My favorite hamburger is the basic In-N-Out burger, and I love their fries too.  I just wish I lived closer to one of their Arizona stores.  The hamburger chain was created by Harry and Esther Snyder who were the sole owners until Esther's death August 4, 2006.  Harry died in 1976.  The Snyder's had two sons, but both died before Esther leaving  granddaughter Lynsi Martinez as the sole heir to the family fortune.

A 2006 lawsuit filed by In-N-Out executive Richard Boyd opened the door briefly on the closely held chain “with allegations of a renegade heiress plotting to seize control of the $450 million dynasty.”  The lawsuit was settled and sealed so the terms are not public.

Boyd's court filings portrayed Lynsi Martinez . . .  as the spoiled granddaughter of Esther Snyder who sought to break with the chain's regional strategy and bring the fast food eatery's “Double Double” to a national audience.
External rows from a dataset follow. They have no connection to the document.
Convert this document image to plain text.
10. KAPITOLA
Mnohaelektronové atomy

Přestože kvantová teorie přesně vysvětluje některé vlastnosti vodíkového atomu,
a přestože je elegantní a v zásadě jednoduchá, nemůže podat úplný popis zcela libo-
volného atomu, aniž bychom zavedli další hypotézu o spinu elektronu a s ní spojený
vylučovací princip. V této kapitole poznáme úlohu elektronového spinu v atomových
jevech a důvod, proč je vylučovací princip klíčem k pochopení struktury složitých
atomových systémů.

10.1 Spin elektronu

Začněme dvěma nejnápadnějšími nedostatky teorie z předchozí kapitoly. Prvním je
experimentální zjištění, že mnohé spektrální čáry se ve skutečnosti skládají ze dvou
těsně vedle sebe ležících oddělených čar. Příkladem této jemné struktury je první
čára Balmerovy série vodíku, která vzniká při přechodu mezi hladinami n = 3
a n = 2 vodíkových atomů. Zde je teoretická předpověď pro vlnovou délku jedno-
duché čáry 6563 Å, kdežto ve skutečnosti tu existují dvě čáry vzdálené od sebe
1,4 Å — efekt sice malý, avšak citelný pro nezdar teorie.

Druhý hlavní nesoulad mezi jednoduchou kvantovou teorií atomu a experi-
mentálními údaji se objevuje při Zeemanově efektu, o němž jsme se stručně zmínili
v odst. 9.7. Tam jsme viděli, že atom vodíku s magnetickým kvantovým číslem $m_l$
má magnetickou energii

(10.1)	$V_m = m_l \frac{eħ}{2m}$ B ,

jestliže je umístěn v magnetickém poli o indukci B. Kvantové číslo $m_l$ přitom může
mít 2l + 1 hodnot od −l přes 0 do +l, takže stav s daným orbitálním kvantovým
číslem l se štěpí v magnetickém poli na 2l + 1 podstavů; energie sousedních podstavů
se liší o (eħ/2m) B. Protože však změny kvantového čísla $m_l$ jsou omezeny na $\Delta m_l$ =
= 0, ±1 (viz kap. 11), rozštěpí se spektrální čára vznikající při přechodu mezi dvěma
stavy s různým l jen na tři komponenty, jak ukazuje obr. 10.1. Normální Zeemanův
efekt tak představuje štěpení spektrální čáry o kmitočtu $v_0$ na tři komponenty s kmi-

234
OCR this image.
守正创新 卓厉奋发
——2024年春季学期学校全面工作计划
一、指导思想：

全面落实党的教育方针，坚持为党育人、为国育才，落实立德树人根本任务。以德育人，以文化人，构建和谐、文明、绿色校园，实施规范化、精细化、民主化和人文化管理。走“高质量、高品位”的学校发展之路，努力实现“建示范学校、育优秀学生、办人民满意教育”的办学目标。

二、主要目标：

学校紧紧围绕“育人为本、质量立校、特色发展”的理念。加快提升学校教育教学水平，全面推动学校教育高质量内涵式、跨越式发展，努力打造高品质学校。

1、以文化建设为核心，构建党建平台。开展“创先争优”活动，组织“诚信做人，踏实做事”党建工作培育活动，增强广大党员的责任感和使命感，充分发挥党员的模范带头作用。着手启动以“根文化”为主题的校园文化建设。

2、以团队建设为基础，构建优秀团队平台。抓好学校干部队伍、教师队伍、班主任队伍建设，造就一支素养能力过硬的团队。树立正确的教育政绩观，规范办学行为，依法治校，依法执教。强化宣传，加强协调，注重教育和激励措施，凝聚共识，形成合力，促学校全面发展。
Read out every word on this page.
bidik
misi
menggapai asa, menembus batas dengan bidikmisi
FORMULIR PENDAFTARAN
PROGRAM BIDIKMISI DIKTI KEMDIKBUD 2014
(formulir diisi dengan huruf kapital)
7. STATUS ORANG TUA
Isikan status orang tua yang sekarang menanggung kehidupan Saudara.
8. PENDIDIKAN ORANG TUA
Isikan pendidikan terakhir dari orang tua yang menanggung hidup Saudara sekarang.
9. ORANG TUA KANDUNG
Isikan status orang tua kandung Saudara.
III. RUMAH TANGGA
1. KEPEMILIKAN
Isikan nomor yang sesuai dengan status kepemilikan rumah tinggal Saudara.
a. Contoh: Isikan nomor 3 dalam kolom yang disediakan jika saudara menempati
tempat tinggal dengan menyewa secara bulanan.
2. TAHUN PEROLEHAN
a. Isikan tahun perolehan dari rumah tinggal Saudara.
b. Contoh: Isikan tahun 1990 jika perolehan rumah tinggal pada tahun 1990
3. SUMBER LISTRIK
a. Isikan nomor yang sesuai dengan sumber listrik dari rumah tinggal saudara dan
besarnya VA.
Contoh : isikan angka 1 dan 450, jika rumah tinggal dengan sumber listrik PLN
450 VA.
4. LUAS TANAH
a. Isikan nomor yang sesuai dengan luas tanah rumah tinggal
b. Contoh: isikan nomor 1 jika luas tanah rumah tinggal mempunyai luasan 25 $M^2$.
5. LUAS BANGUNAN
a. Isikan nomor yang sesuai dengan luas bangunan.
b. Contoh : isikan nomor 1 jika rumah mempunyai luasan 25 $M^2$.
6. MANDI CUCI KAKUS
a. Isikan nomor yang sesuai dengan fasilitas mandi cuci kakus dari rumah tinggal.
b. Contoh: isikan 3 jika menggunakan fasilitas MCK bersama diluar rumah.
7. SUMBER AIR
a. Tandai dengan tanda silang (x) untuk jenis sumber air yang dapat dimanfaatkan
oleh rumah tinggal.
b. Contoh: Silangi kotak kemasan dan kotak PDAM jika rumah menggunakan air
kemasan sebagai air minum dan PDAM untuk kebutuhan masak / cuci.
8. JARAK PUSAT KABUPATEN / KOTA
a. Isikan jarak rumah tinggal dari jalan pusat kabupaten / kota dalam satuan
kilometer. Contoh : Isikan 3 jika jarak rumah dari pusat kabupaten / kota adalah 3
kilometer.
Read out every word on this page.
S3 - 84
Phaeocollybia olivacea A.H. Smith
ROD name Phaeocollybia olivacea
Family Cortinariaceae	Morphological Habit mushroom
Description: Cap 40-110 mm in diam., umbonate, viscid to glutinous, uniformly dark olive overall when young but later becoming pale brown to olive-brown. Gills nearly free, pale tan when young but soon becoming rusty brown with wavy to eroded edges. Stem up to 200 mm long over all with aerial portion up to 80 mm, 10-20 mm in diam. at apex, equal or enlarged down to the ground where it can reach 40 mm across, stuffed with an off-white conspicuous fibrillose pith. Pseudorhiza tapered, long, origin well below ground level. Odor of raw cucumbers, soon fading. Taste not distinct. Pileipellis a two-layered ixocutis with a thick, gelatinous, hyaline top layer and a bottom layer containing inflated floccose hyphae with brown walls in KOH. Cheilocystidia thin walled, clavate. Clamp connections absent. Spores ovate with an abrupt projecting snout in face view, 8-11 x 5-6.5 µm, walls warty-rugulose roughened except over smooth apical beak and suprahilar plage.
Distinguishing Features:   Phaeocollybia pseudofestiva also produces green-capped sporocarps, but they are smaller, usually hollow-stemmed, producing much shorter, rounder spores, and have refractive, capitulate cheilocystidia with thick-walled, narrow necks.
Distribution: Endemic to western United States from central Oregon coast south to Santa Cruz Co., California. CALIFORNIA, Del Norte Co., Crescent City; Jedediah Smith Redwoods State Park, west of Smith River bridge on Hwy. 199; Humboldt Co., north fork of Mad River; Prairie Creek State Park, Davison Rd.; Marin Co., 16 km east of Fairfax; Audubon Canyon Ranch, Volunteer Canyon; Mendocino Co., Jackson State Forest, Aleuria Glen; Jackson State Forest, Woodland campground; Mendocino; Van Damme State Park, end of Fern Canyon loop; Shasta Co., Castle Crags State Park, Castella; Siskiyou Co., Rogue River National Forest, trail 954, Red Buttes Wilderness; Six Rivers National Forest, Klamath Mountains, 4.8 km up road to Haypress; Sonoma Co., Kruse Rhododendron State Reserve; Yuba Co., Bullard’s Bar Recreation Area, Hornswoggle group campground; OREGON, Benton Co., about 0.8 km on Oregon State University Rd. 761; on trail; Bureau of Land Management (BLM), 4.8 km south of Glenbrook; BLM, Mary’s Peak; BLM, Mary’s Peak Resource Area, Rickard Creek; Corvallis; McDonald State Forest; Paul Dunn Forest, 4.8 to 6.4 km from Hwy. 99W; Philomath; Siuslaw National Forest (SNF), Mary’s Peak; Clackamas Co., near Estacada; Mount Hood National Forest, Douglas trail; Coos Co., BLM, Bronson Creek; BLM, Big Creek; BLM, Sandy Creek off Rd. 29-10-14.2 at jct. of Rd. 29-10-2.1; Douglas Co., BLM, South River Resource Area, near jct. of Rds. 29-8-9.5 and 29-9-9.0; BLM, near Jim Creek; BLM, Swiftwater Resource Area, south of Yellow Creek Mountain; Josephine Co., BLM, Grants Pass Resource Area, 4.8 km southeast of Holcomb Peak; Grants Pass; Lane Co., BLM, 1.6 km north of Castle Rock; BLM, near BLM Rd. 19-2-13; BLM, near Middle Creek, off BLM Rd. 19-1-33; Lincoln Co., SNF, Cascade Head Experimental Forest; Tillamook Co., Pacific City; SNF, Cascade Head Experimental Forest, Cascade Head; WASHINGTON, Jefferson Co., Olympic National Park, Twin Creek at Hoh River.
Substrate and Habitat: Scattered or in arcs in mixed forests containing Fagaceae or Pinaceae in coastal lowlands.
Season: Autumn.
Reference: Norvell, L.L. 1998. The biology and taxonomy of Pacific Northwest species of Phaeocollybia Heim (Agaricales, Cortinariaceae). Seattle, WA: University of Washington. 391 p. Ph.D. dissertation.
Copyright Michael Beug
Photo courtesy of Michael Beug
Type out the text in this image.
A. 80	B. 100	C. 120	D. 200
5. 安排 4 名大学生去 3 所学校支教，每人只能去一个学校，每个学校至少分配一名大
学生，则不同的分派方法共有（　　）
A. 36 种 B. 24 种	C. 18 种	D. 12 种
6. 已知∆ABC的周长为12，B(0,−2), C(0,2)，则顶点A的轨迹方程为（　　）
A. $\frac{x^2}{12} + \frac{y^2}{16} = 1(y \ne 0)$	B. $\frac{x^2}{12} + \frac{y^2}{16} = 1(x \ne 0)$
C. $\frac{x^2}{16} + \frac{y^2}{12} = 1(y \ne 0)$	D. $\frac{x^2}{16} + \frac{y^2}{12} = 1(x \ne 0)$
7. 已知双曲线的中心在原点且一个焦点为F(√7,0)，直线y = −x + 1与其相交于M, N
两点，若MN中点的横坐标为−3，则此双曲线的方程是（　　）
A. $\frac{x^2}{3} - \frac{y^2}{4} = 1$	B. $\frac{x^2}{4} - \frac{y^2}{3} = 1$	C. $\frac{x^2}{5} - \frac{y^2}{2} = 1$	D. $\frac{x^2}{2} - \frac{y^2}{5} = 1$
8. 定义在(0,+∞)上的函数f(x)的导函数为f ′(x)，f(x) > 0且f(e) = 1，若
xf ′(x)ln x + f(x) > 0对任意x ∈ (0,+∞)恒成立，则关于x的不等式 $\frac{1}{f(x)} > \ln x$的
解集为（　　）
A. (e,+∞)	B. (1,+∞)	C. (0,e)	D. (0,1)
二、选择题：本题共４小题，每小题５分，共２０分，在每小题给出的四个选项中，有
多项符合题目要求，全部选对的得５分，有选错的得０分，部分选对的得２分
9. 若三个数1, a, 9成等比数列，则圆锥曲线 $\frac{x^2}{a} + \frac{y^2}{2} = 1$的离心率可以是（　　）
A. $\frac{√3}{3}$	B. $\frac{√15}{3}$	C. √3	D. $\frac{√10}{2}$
For more, see the LA Times story In-N-Out: Can perfection survive:

The Snyders established a line of succession skipping over their older son, Guy, in favor of the more stable Richard. That well-laid plan dissolved with Richard's death in a 1993 plane crash. The inheritance passed to Guy, who had a history of drug abuse and died from an overdose of a prescription painkiller in 1999. With Esther's death seven years later, majority control became vested in two family trusts. It will pass after 2011 to Guy's only natural child, his daughter Lynsi Martinez, 27.